Virak looked at him with a combination of amusement and disdain. Of all the races, the Quyth seemed to share the most Human-like emotions. When Virak spoke, it was with an air of boredom. “They are about two miles long.”
“Two miles? That’s amazing, they look so thick to be that tall.”
“The spikes are about an eighth of a mile thick. They are beautiful.”
Quentin stared at them, and nodded. The symmetrical placement of the spikes did give the space station an ironically delicate appearance.

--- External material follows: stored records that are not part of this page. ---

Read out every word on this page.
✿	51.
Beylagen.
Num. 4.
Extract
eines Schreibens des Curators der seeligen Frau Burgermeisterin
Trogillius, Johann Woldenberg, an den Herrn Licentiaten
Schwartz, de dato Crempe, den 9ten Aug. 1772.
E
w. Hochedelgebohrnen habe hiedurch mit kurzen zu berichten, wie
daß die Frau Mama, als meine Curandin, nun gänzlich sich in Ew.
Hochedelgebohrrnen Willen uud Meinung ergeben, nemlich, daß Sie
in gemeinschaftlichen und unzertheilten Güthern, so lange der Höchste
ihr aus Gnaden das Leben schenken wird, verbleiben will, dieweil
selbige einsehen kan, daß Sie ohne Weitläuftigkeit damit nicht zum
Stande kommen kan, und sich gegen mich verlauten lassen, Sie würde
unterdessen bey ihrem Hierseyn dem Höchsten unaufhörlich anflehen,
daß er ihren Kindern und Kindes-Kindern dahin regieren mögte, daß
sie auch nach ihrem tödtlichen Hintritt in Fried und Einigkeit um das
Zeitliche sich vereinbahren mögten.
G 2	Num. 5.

“The spikes are a life form,” Virak said. “A silica-based organism that grows in a dense crystalline matrix. They are like bacteria. They grow, feed, and reproduce in numbers beyond comprehension. Only the outside of the spike is alive — the inside is nothing but dead skeletons, but it is incredibly dense and hard. The crystalline structure gives it the strength to reach such massive heights.”
“What are they for?”
“They serve two purposes. They reach down to the core. We can vent energy through them to propel the station in any direction. They are also the main supports of the Deuce’s framework. Crossbeams connect to the spikes. You can see one below the equator, there.”
Virak pointed. Quentin saw another long, green structure, although this one was horizontal rather than vertical. It ran between two spikes.
“Why is there only that one crossbeam?”
“There are thousands of them, but they are buried,” Virak said. “The Deuce is built in stages, and each stage takes several cycles. With that crossbeam in place, workers will add to the station’s mass.”